In late August of 2005, Florida and Louisiana states of America were hit by the Katrina hurricane, killing thousands of people, forcing the evacuation of hundreds of thousands of people and US$100 billion was spent to overcome the total cost of damage to the economy.
A state of emergency was announced in these states and appropriate actions were taken in order to fight this natural disaster called “Katrina” that devastated normal life and activities of thousands of people and settlements.
A disaster almost similar to “Katrina” in damage to citizens and economic loss exists in the capital city of Mongolia. Every winter 1.5 million residents of Ulaanbaatar City are poisoned by extremely poisonous smoke and thousands of residents in ger districts or in the vicinity, particularly elders and infants are losing consciousness suffering from carbon monoxide.
The situation is worsening for people in the ger districts cannot find their own yard in the smoky dark streets of winter and even if they do find it they cannot see their home. More than 200 thousand chimneys emit half-combusted coal smoke, polluting the air in such a catastrophic quantity.
Because poor residents of ger district cannot afford to buy coal to heat their gers in winter, they burn used tires of automobile and bricks soaked in used engine oil to heat their gers in cold nights. If you look at the city from the southern mountain in wintertime, you cannot distinguish gers from apartments in a thick dark smoke and dust and people are suffering from asthma and allergy. That is how the world’s most polluted city of Ulaanbaatar looks. The smoke in Ulaanbaatar became not a matter of urgent problem but a matter of disaster.
If a problem exists, it can be discussed and settled. In a disaster, it is settled through continuous efforts and hard work by mobilizing all strengths and resources available. Unfortunately, our city authorities are trying to deal with this by just meeting, discussing and passing a law. It is almost a well-established tendency or practice that Mongolian politicians and city authorities develops hot debate about the city smoke in winter times but forgets about it when it gets warm.
For instance, last spring a parliament resolution was passed to allocate MNT18.2 trillion for the purpose of implementing so-called “New Reform” in the second half of this year, but nothing was done and nothing was started and politicians are afraid of talking about this.
They continue to spout off about smoke-free coal and “magical” stove and cannot do anything but machinating many billions of tugrugs by supplying heatless but more expensive compressed fuel than ordinary coal, at higher costs. Though both the city mayor and the city parliament continue saying that combating smoke is the first priority and that ger districts must turn into dwelling apartment blocks, in reality they did nothing. Talks about adopting a special law and tax system for the city are not finished after many years and they did nothing but complain. How long should we tolerate these irresponsible politicians who are playing with our lives and health.

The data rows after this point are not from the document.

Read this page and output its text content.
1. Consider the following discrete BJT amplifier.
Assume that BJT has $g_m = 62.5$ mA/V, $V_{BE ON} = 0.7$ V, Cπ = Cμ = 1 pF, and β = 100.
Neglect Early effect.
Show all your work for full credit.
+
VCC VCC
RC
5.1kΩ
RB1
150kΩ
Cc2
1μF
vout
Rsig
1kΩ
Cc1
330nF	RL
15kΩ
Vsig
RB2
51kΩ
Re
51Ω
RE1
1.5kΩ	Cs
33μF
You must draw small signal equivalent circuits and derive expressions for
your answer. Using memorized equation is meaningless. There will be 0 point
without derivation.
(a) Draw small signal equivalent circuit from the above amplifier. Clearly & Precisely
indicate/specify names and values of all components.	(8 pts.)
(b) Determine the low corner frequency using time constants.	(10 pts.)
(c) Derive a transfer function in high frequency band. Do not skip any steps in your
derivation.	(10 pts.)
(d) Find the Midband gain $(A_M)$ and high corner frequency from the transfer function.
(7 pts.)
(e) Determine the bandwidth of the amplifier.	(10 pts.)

A disaster is not settled by market approaches. It can be solved only through efficient use of smart approaches and rapid efforts at any cost. That is the only way for us to fight the Mongolian “Katrina” affecting Ulaanbaatar City.
It is urgent to zero the price of night-time electricity in the ger districts to allow ger residents to use the heating system instead of firing coal to heat their gers; and forbid the consumption of raw coal. Obviously expenses might be high. But apartment dwellers don’t pay for water they used at the real market price, whereas ger district dwellers pay exactly as much as they use. Why cannot ger district dwellers be given some discounts or concessions in terms of electricity payment.
It is not right that it is not the poor residents of ger districts but only the rich and officials benefit from state discounts and concessions. Current and further damages to the population’s health, the reduction of their labor productivity, the loss of time spent for treatment, the psychological damage, the outbound investment made by rich people who becomes like amphibians escaping from polluted city and the migration cost of “waterbirds” altogether make the damage caused by the Mongolian “Katrina” as many billion dollars.
If the damage caused by poisonous smoke were to be measured and compared to the cost required for its solution, then the damage will exceed the cost. Thus, we need to strike a wake-up gong about the Mongolian “Katrina” to fight the air pollution more vigorously.